Reported: 2024-05-11 03:01 UTC by Sam James
Modified: 2024-05-11 05:56 UTC (History)
1 user (show)

See Also:
Package list:
Runtime testing required: ---


Attachments

Note You need to log in before you can comment on or make changes to this bug.
Description Sam James archtester Gentoo Infrastructure gentoo-dev Security 2024-05-11 03:01:13 UTC
A workaround for Perl was originally added in bug 518522. It broke in bug 792537 and we've since cleaned it up, but that only stops it being added for *new* installs.

Please figure out a way to clean it up from the user's postgresql.conf or warn on the bad line being there given the ebuild was responsible for adding it.
Comment 1 RumpletonBongworth 2024-05-11 05:56:46 UTC
Though I'm not familiar with PL/Perl, I can say that "use utf8" is only useful in cases where the source code is to be treated as UTF-8. That is, analogous to Encode::decode('UTF-8', $source_code).
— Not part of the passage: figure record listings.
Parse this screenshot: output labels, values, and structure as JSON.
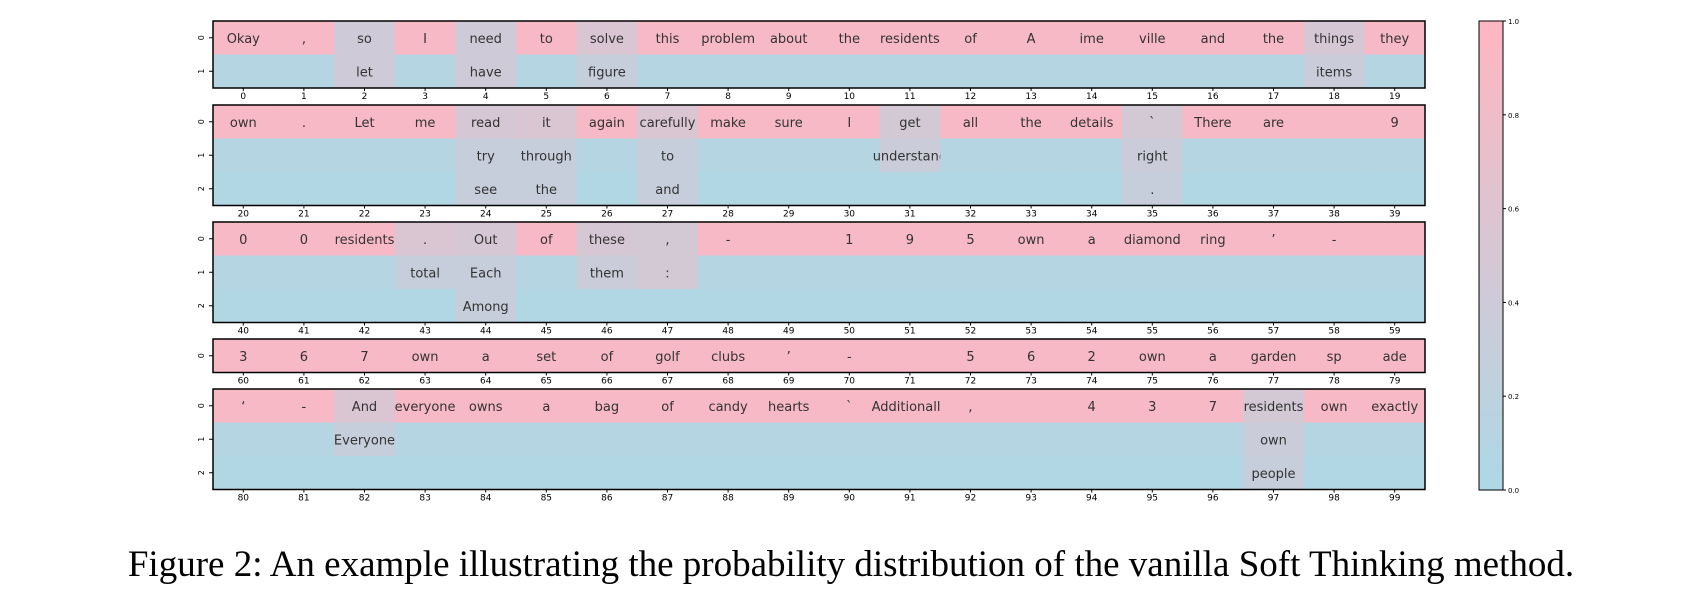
{
  "caption": "Figure 2: An example illustrating the probability distribution of the vanilla Soft Thinking method.",
  "chart_data": {
    "type": "heatmap",
    "colors": {
      "low": "#add8e6",
      "high": "#ffb6c1",
      "low_value": 0.0,
      "high_value": 1.0
    },
    "colorbar": {
      "ticks": [
        "0.0",
        "0.2",
        "0.4",
        "0.6",
        "0.8",
        "1.0"
      ]
    },
    "panels": [
      {
        "x_ticks": [
          0,
          1,
          2,
          3,
          4,
          5,
          6,
          7,
          8,
          9,
          10,
          11,
          12,
          13,
          14,
          15,
          16,
          17,
          18,
          19
        ],
        "rows": [
          [
            "Okay",
            ",",
            "so",
            "I",
            "need",
            "to",
            "solve",
            "this",
            "problem",
            "about",
            "the",
            "residents",
            "of",
            "A",
            "ime",
            "ville",
            "and",
            "the",
            "things",
            "they"
          ],
          [
            "",
            "",
            "let",
            "",
            "have",
            "",
            "figure",
            "",
            "",
            "",
            "",
            "",
            "",
            "",
            "",
            "",
            "",
            "",
            "items",
            ""
          ]
        ],
        "probs": [
          [
            0.9,
            0.9,
            0.4,
            0.9,
            0.4,
            0.9,
            0.55,
            0.9,
            0.9,
            0.9,
            0.9,
            0.9,
            0.9,
            0.9,
            0.9,
            0.9,
            0.9,
            0.9,
            0.5,
            0.9
          ],
          [
            0.1,
            0.1,
            0.4,
            0.1,
            0.4,
            0.1,
            0.3,
            0.1,
            0.1,
            0.1,
            0.1,
            0.1,
            0.1,
            0.1,
            0.1,
            0.1,
            0.1,
            0.1,
            0.35,
            0.1
          ]
        ]
      },
      {
        "x_ticks": [
          20,
          21,
          22,
          23,
          24,
          25,
          26,
          27,
          28,
          29,
          30,
          31,
          32,
          33,
          34,
          35,
          36,
          37,
          38,
          39
        ],
        "rows": [
          [
            "own",
            ".",
            "Let",
            "me",
            "read",
            "it",
            "again",
            "carefully",
            "make",
            "sure",
            "I",
            "get",
            "all",
            "the",
            "details",
            "`",
            "There",
            "are",
            "",
            "9"
          ],
          [
            "",
            "",
            "",
            "",
            "try",
            "through",
            "",
            "to",
            "",
            "",
            "",
            "understand",
            "",
            "",
            "",
            "right",
            "",
            "",
            "",
            ""
          ],
          [
            "",
            "",
            "",
            "",
            "see",
            "the",
            "",
            "and",
            "",
            "",
            "",
            "",
            "",
            "",
            "",
            ".",
            "",
            "",
            "",
            ""
          ]
        ],
        "probs": [
          [
            0.9,
            0.9,
            0.9,
            0.9,
            0.5,
            0.55,
            0.9,
            0.55,
            0.9,
            0.9,
            0.9,
            0.45,
            0.9,
            0.9,
            0.9,
            0.45,
            0.9,
            0.9,
            0.9,
            0.9
          ],
          [
            0.1,
            0.1,
            0.1,
            0.1,
            0.3,
            0.3,
            0.1,
            0.3,
            0.1,
            0.1,
            0.1,
            0.35,
            0.1,
            0.1,
            0.1,
            0.35,
            0.1,
            0.1,
            0.1,
            0.1
          ],
          [
            0.05,
            0.05,
            0.05,
            0.05,
            0.3,
            0.3,
            0.05,
            0.3,
            0.05,
            0.05,
            0.05,
            0.05,
            0.05,
            0.05,
            0.05,
            0.3,
            0.05,
            0.05,
            0.05,
            0.05
          ]
        ]
      },
      {
        "x_ticks": [
          40,
          41,
          42,
          43,
          44,
          45,
          46,
          47,
          48,
          49,
          50,
          51,
          52,
          53,
          54,
          55,
          56,
          57,
          58,
          59
        ],
        "rows": [
          [
            "0",
            "0",
            "residents",
            ".",
            "Out",
            "of",
            "these",
            ",",
            "-",
            "",
            "1",
            "9",
            "5",
            "own",
            "a",
            "diamond",
            "ring",
            "’",
            "-",
            ""
          ],
          [
            "",
            "",
            "",
            "total",
            "Each",
            "",
            "them",
            ":",
            "",
            "",
            "",
            "",
            "",
            "",
            "",
            "",
            "",
            "",
            "",
            ""
          ],
          [
            "",
            "",
            "",
            "",
            "Among",
            "",
            "",
            "",
            "",
            "",
            "",
            "",
            "",
            "",
            "",
            "",
            "",
            "",
            "",
            ""
          ]
        ],
        "probs": [
          [
            0.9,
            0.9,
            0.9,
            0.55,
            0.5,
            0.9,
            0.5,
            0.45,
            0.9,
            0.9,
            0.9,
            0.9,
            0.9,
            0.9,
            0.9,
            0.9,
            0.9,
            0.9,
            0.9,
            0.9
          ],
          [
            0.1,
            0.1,
            0.1,
            0.3,
            0.3,
            0.1,
            0.35,
            0.45,
            0.1,
            0.1,
            0.1,
            0.1,
            0.1,
            0.1,
            0.1,
            0.1,
            0.1,
            0.1,
            0.1,
            0.1
          ],
          [
            0.05,
            0.05,
            0.05,
            0.05,
            0.3,
            0.05,
            0.05,
            0.05,
            0.05,
            0.05,
            0.05,
            0.05,
            0.05,
            0.05,
            0.05,
            0.05,
            0.05,
            0.05,
            0.05,
            0.05
          ]
        ]
      },
      {
        "x_ticks": [
          60,
          61,
          62,
          63,
          64,
          65,
          66,
          67,
          68,
          69,
          70,
          71,
          72,
          73,
          74,
          75,
          76,
          77,
          78,
          79
        ],
        "rows": [
          [
            "3",
            "6",
            "7",
            "own",
            "a",
            "set",
            "of",
            "golf",
            "clubs",
            "’",
            "-",
            "",
            "5",
            "6",
            "2",
            "own",
            "a",
            "garden",
            "sp",
            "ade"
          ]
        ],
        "probs": [
          [
            0.9,
            0.9,
            0.9,
            0.9,
            0.9,
            0.9,
            0.9,
            0.9,
            0.9,
            0.9,
            0.9,
            0.9,
            0.9,
            0.9,
            0.9,
            0.9,
            0.9,
            0.9,
            0.9,
            0.9
          ]
        ]
      },
      {
        "x_ticks": [
          80,
          81,
          82,
          83,
          84,
          85,
          86,
          87,
          88,
          89,
          90,
          91,
          92,
          93,
          94,
          95,
          96,
          97,
          98,
          99
        ],
        "rows": [
          [
            "‘",
            "-",
            "And",
            "everyone",
            "owns",
            "a",
            "bag",
            "of",
            "candy",
            "hearts",
            "`",
            "Additionally",
            ",",
            "",
            "4",
            "3",
            "7",
            "residents",
            "own",
            "exactly"
          ],
          [
            "",
            "",
            "Everyone",
            "",
            "",
            "",
            "",
            "",
            "",
            "",
            "",
            "",
            "",
            "",
            "",
            "",
            "",
            "own",
            "",
            ""
          ],
          [
            "",
            "",
            "",
            "",
            "",
            "",
            "",
            "",
            "",
            "",
            "",
            "",
            "",
            "",
            "",
            "",
            "",
            "people",
            "",
            ""
          ]
        ],
        "probs": [
          [
            0.9,
            0.9,
            0.55,
            0.9,
            0.9,
            0.9,
            0.9,
            0.9,
            0.9,
            0.9,
            0.9,
            0.9,
            0.9,
            0.9,
            0.9,
            0.9,
            0.9,
            0.45,
            0.9,
            0.9
          ],
          [
            0.1,
            0.1,
            0.3,
            0.1,
            0.1,
            0.1,
            0.1,
            0.1,
            0.1,
            0.1,
            0.1,
            0.1,
            0.1,
            0.1,
            0.1,
            0.1,
            0.1,
            0.35,
            0.1,
            0.1
          ],
          [
            0.05,
            0.05,
            0.05,
            0.05,
            0.05,
            0.05,
            0.05,
            0.05,
            0.05,
            0.05,
            0.05,
            0.05,
            0.05,
            0.05,
            0.05,
            0.05,
            0.05,
            0.3,
            0.05,
            0.05
          ]
        ]
      }
    ]
  }
}
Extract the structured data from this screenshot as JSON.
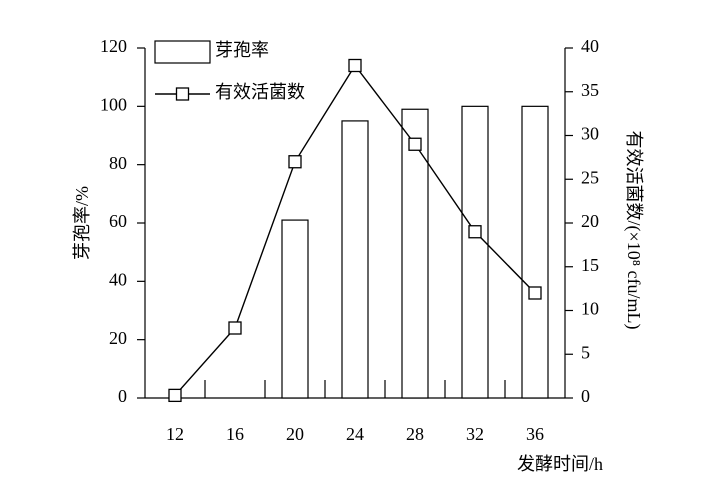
{
  "chart_data": {
    "type": "combo",
    "categories": [
      12,
      16,
      20,
      24,
      28,
      32,
      36
    ],
    "xlabel": "发酵时间/h",
    "ylabel": "芽孢率/%",
    "y2label": "有效活菌数/(×10⁸ cfu/mL)",
    "ylim": [
      0,
      120
    ],
    "yticks": [
      0,
      20,
      40,
      60,
      80,
      100,
      120
    ],
    "y2lim": [
      0,
      40
    ],
    "y2ticks": [
      0,
      5,
      10,
      15,
      20,
      25,
      30,
      35,
      40
    ],
    "legend": "upper left",
    "series": [
      {
        "name": "芽孢率",
        "type": "bar",
        "color": "#ffffff",
        "values": [
          0,
          0,
          61,
          95,
          99,
          100,
          100
        ]
      },
      {
        "name": "有效活菌数",
        "type": "line",
        "axis": "y2",
        "color": "#000000",
        "values": [
          0.3,
          8,
          27,
          38,
          29,
          19,
          12
        ]
      }
    ]
  }
}
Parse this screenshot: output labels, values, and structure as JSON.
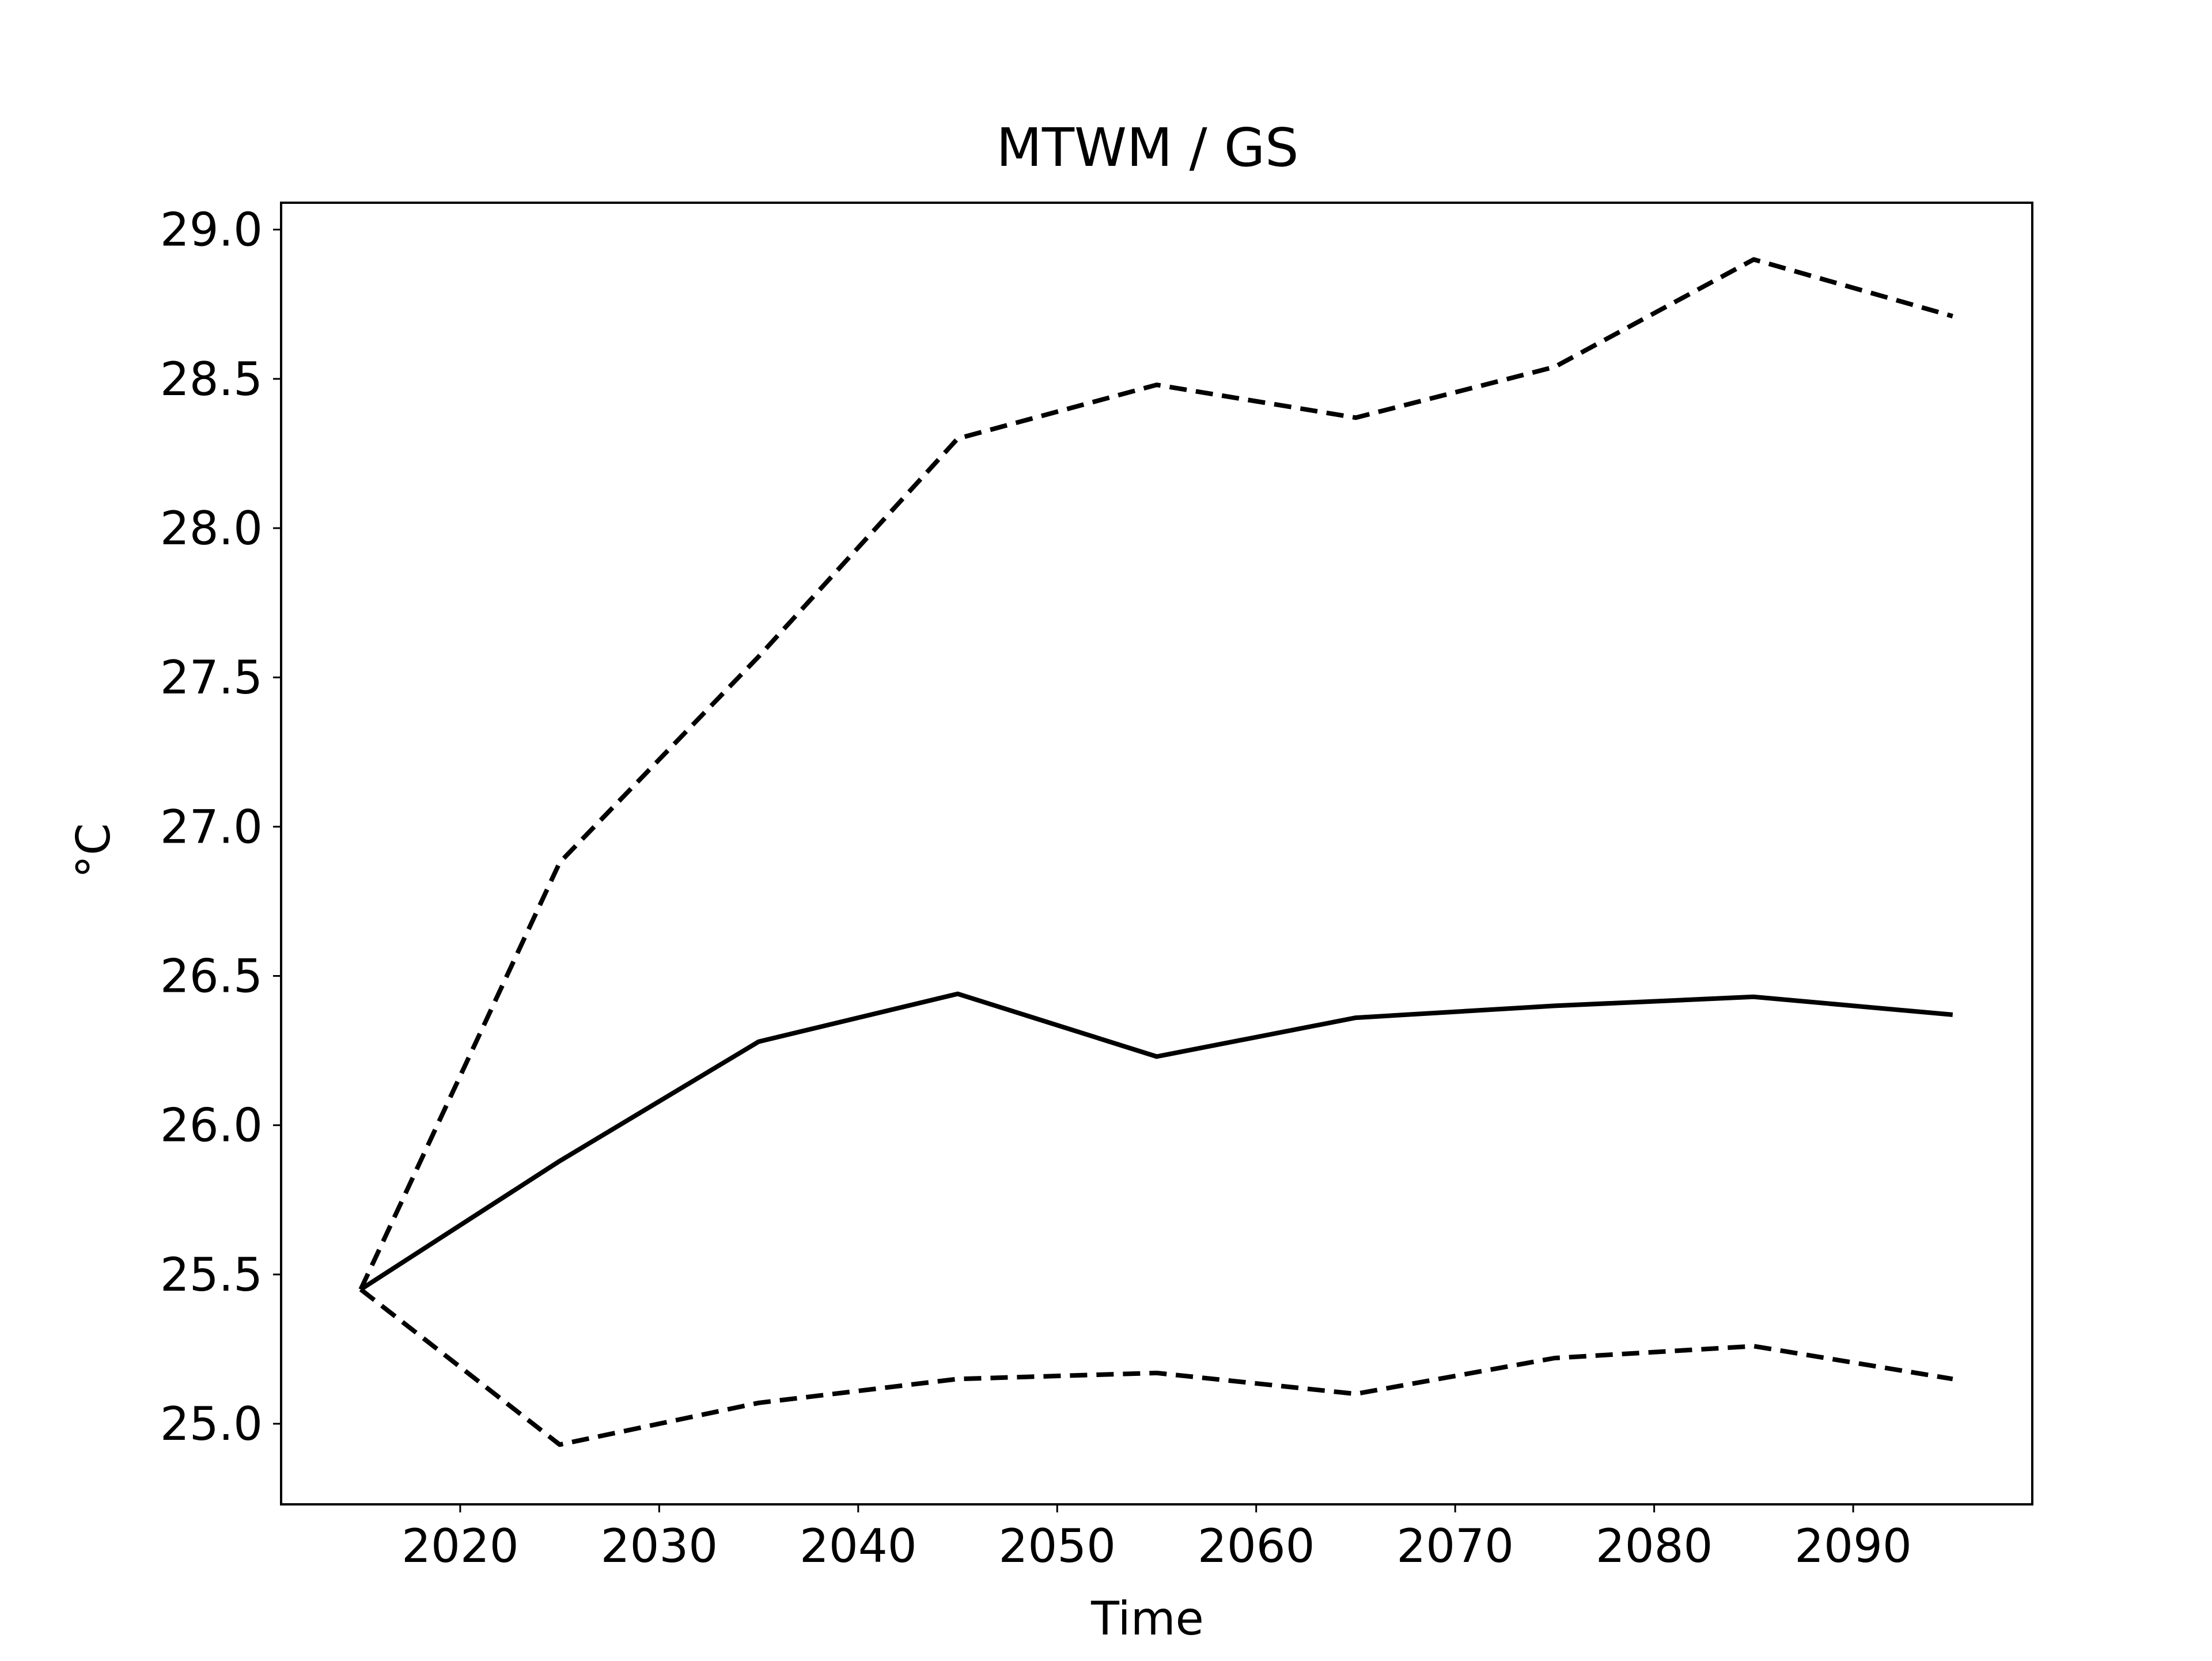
{
  "chart_data": {
    "type": "line",
    "title": "MTWM / GS",
    "xlabel": "Time",
    "ylabel": "°C",
    "x": [
      2015,
      2025,
      2035,
      2045,
      2055,
      2065,
      2075,
      2085,
      2095
    ],
    "xlim": [
      2011,
      2099
    ],
    "ylim": [
      24.73,
      29.09
    ],
    "xticks": [
      2020,
      2030,
      2040,
      2050,
      2060,
      2070,
      2080,
      2090
    ],
    "xtick_labels": [
      "2020",
      "2030",
      "2040",
      "2050",
      "2060",
      "2070",
      "2080",
      "2090"
    ],
    "yticks": [
      25.0,
      25.5,
      26.0,
      26.5,
      27.0,
      27.5,
      28.0,
      28.5,
      29.0
    ],
    "ytick_labels": [
      "25.0",
      "25.5",
      "26.0",
      "26.5",
      "27.0",
      "27.5",
      "28.0",
      "28.5",
      "29.0"
    ],
    "grid": false,
    "legend": "none",
    "series": [
      {
        "style": "solid",
        "color": "#000000",
        "values": [
          25.45,
          25.88,
          26.28,
          26.44,
          26.23,
          26.36,
          26.4,
          26.43,
          26.37
        ]
      },
      {
        "style": "dashed",
        "color": "#000000",
        "values": [
          25.45,
          26.88,
          27.57,
          28.3,
          28.48,
          28.37,
          28.54,
          28.9,
          28.71
        ]
      },
      {
        "style": "dashed",
        "color": "#000000",
        "values": [
          25.45,
          24.93,
          25.07,
          25.15,
          25.17,
          25.1,
          25.22,
          25.26,
          25.15
        ]
      }
    ]
  }
}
$ perl -e '$str = "😀"; printf "%v.X (length = %d)\n", $str, length $str'
F0.9F.98.80 (length = 4)

$ perl -Mutf8 -e '$str = "😀"; printf "%v.X (length = %d)\n", $str, length $str'
1F600 (length = 1)

The second case shows the string containing a single codepoint (whatever encoding Perl uses to store it internally is immaterial).

---

That aside, the PostgreSQL docs make the following claim.

"Arguments will be converted from the database's encoding to UTF-8 for use inside PL/Perl, and then converted from UTF-8 back to the database encoding upon return."

This is ambiguous. Do they mean that strings are converted to UTF-8 bytes (as in the first example above), or that they are properly stored as 'wide' characters (as in the second example above)? I don't know but it should be wholly unrelated to the use of the utf8 pragma.

Suffice to say that letting the user deal with all of this is almost certainly a wise decision.